Immuno-Oncology Platform

Selvita’s Immuno-Oncology Platform projects aim to provide novel immunotherapies stimulating natural pathogen defense mechanisms of human immune system to recognize, attack and fight cancer. This approach of viral mimicry holds promise to unmask tumors that remained invisible to immune cells or escaped immune surveillance.

Selvita’s Immuno-Oncology Platform projects focus on how to turn unresponsive “cold” tumors into “hot” tumors which can respond to immunotherapy. The intention is to empower immune system with small molecule activators training the immune system to fight cancer and sensitize human tumor cells to immune attack. We intend to combine with other immunotherapies across the oncology landscape to increase the benefits to patients.

  • STING Pathway Agonists

Our leading program is focused on STING pathway agonists. STING protein is one of the major players in innate immune activation being a potent trigger of type I interferon (IFN) and pro-inflammatory cytokines. STING agonists facilitate cancer antigen recognition specific to individual patient and his own tumor giving a hope for highly personalized immunotherapy. Additionally, STING agonists promote tumor infiltration by CD8+ T cells, immune system mobilization and long-term memory. The agents kill malignant cells and simultaneously convert them into a cancer-specific therapeutic vaccine.

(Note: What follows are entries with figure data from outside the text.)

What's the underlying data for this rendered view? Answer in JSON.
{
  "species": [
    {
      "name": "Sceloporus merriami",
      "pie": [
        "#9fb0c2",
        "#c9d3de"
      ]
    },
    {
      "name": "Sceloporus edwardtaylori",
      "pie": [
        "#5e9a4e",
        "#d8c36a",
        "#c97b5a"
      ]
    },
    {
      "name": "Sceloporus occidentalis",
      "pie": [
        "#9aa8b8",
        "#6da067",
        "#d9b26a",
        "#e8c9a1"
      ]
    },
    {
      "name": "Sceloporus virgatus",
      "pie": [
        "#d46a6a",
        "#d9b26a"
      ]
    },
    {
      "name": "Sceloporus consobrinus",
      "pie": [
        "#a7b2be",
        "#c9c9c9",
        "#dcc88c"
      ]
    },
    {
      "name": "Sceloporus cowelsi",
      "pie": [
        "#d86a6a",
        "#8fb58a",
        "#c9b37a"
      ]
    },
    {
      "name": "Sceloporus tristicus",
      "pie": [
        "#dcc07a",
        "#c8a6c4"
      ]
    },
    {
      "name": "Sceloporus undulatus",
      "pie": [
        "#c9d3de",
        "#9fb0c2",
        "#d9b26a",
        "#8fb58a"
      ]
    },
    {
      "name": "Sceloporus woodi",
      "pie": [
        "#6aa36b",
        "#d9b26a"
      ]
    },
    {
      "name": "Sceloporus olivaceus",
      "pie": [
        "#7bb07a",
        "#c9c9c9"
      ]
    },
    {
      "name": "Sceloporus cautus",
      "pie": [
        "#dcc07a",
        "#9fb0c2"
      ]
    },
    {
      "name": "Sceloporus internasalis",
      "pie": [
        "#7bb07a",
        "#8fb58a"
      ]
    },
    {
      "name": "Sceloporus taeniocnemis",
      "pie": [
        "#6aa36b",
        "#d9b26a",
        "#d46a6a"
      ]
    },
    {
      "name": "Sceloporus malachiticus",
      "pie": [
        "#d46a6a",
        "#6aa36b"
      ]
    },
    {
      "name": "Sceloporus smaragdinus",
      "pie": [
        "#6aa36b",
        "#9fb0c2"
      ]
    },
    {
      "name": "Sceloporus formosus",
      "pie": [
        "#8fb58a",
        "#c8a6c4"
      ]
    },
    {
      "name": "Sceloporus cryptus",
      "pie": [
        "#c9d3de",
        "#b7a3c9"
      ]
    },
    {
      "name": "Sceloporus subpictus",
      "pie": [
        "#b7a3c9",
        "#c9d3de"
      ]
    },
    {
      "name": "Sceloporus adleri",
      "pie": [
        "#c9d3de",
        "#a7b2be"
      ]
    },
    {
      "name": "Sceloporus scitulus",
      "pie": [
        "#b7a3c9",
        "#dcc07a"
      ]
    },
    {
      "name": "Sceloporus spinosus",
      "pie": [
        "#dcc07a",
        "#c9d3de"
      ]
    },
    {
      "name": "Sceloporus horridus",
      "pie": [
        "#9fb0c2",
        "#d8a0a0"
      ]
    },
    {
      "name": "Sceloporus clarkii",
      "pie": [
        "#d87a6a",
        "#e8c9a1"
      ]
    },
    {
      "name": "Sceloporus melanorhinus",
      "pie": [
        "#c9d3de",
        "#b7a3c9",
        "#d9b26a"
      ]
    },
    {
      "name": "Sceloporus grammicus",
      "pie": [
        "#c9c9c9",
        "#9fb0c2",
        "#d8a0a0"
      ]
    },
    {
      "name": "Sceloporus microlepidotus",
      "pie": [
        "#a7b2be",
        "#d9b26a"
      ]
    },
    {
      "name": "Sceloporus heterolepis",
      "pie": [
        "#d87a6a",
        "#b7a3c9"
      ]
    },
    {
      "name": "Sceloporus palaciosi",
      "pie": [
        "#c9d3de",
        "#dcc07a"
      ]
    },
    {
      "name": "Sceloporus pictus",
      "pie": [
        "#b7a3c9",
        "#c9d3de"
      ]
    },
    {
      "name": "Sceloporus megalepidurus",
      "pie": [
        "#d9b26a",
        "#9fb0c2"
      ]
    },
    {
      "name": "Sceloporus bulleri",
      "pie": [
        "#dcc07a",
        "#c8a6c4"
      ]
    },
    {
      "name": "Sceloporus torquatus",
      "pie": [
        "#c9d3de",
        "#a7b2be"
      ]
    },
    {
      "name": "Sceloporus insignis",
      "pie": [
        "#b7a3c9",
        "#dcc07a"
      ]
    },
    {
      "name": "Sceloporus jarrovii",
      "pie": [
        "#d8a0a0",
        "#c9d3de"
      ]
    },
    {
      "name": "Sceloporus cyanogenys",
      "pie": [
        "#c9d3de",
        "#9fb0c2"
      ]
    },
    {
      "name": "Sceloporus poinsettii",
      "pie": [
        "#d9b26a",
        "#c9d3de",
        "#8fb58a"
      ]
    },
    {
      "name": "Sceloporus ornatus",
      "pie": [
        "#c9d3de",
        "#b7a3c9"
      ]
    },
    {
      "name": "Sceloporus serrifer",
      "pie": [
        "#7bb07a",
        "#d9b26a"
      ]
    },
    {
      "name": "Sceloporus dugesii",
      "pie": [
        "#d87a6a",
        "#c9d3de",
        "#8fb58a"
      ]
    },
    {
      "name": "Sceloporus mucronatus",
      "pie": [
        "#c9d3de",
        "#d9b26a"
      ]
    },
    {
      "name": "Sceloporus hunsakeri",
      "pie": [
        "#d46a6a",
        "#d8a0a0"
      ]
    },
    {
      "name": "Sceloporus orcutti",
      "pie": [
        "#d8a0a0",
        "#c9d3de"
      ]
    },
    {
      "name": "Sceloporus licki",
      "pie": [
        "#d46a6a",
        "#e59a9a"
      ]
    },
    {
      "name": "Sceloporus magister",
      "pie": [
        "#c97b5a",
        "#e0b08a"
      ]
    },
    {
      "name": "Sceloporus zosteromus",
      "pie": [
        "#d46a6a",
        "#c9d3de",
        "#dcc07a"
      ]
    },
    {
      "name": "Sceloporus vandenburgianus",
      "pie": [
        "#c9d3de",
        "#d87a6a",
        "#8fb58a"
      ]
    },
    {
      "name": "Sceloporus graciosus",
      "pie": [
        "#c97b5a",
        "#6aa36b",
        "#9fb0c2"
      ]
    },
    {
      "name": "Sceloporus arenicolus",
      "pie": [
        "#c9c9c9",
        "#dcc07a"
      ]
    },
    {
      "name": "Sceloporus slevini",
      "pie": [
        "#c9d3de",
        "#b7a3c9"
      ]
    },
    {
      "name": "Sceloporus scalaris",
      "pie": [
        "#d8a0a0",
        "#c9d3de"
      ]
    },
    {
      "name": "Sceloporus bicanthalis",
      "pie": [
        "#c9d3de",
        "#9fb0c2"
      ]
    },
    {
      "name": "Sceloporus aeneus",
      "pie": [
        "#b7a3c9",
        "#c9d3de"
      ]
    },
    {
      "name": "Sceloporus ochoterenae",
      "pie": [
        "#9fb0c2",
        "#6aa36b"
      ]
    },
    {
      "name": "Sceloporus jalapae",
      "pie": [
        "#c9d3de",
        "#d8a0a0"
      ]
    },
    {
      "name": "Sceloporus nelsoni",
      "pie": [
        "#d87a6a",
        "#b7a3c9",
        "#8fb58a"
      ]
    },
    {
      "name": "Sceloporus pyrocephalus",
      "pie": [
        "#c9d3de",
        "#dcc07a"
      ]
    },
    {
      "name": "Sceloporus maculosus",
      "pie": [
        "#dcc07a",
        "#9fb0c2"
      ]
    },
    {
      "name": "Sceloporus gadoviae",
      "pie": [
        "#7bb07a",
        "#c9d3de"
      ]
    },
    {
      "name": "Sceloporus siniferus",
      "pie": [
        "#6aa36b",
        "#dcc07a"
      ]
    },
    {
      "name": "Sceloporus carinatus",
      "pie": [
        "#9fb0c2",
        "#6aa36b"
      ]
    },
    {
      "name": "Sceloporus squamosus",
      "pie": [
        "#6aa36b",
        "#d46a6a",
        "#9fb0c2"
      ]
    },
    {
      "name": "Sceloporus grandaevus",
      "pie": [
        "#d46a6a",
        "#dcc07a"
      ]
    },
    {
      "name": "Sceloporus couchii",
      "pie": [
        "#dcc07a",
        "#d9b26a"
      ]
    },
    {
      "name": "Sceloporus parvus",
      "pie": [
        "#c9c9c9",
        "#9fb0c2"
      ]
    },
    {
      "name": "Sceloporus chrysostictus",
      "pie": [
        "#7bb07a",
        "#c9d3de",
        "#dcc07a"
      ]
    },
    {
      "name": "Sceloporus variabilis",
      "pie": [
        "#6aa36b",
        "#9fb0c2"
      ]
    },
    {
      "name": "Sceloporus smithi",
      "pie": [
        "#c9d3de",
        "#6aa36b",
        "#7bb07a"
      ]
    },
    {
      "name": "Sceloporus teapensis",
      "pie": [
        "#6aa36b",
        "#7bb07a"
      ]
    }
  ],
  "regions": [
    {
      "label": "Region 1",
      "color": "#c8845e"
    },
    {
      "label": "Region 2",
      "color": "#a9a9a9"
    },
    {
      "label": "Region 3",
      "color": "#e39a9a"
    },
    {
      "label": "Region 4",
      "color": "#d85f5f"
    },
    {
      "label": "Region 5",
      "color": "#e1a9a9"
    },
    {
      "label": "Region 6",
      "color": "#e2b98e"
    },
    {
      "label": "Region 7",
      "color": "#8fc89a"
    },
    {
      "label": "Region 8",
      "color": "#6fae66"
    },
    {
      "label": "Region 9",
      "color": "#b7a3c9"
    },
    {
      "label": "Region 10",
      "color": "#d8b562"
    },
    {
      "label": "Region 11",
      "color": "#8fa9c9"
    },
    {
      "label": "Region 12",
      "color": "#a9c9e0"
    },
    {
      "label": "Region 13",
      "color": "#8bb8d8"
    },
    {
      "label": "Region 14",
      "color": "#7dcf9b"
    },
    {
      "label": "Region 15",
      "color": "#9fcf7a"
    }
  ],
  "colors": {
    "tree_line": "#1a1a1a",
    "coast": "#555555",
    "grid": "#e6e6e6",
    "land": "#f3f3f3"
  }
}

Currently STING pathway agonist program is at hit-to-lead stage. Selvita’s strategy involves:

  • discovery of STING pathway agonists of unique chemical structure (non-macrocyclic, non-nucleotide with fine-tunable ADME properties to overcome limitations of current known STING agonist)
  • compounds activity in STING-dependent signalling in multiple models (cancer cell lines, human primary cells for several STING haplotypes) to cover wide patient population
  • good DMPK properties to allow both IT and other routes of administration to cover wide tumor spectrum (local lesions and distant metastases).
  • Other Projects

Selvita investigates effective but unexploited targets from TCR activation pathways and cellular nucleic acid sensors. Several undisclosed projects with first-in-class potential is at discovery phase.